- From: (wrong string) äper <christoph.paeper@tu-clausthal.de>
- Date: Thu, 30 Jan 2003 01:28:53 +0100
- To: <www-html@w3.org>
Simon Jessey: > > I am not sure I agree with this. I have no experience of screen readers, > but I imagine they handle abbreviations (which should be spelled out > letter by letter) Why wouldn't they be replaced by the expanded form, which is perhaps found in the title attribute? > differently to acronyms (which should be read like a word). From the aural pov there are three kinds of abbreviations, no matter how you call them: replaced, spelled out and pronounced as word. Probably a fourth one were these cases are mixed. There are also abbreviations that are spoken in more than one way. Visually, it's not uncommon to have acronyms in a slightly smaller font-size, not so abbreviations. OTOH space between the parts of abbrs is often condensed, whereas most initialisms/acronyms not even have whitespaces, but have extended letter spacing.
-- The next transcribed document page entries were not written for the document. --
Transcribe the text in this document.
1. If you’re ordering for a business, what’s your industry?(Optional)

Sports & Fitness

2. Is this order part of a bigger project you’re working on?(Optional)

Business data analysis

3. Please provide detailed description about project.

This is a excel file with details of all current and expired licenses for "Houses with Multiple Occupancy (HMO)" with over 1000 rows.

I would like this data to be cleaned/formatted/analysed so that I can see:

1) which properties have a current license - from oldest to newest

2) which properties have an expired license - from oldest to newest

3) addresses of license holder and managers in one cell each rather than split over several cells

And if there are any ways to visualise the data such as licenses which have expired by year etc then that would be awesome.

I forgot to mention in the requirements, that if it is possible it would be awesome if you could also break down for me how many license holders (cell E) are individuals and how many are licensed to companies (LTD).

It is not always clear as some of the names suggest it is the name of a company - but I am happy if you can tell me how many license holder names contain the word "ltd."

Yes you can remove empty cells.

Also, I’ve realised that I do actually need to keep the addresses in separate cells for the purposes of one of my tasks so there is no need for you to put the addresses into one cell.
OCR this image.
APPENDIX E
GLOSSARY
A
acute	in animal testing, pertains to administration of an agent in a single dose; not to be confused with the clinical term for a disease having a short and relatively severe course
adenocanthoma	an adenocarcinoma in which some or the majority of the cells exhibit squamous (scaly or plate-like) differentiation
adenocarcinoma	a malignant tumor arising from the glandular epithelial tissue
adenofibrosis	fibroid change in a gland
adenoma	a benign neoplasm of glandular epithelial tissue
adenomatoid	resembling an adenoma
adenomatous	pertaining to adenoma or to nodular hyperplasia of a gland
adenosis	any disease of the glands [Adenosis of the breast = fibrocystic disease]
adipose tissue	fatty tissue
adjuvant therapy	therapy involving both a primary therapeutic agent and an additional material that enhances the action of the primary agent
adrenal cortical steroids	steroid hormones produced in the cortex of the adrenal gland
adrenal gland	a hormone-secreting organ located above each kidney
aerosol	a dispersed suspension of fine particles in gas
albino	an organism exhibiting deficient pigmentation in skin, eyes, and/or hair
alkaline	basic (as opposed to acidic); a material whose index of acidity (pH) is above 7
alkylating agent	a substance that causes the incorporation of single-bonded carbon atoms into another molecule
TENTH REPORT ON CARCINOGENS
Some acronyms are so commonly used that they appear as regular words which almost no one knows the original meaning of (e.g. 'radar')--those don't need to be marked up IMO. > Acronyms are defined as letter sequences made from the first > letters of words that are then read out as words in their own right, as > in the case of NATO and NASA. This is also referred to as 'initialism', Initialisms and acronyms are not the same. Definitions differ from language to language, country to country and sometimes even from dictionary to dictionary. > It seems to me that alternative uses for <abbr> and <acronym> > that are language-specific should be handled by the 'lang' attribute. Might be a valid approach. Christoph P.S.: Categorize these: W3C, i18n, XML, MathML, URI, PNG, PICS, P3P, WAI, XPath; B2B, GPG (GNU PGP), SCSI, QNX, EDGE, ICU, spam, DAX, ID-card, 3com, adidas etc.pp.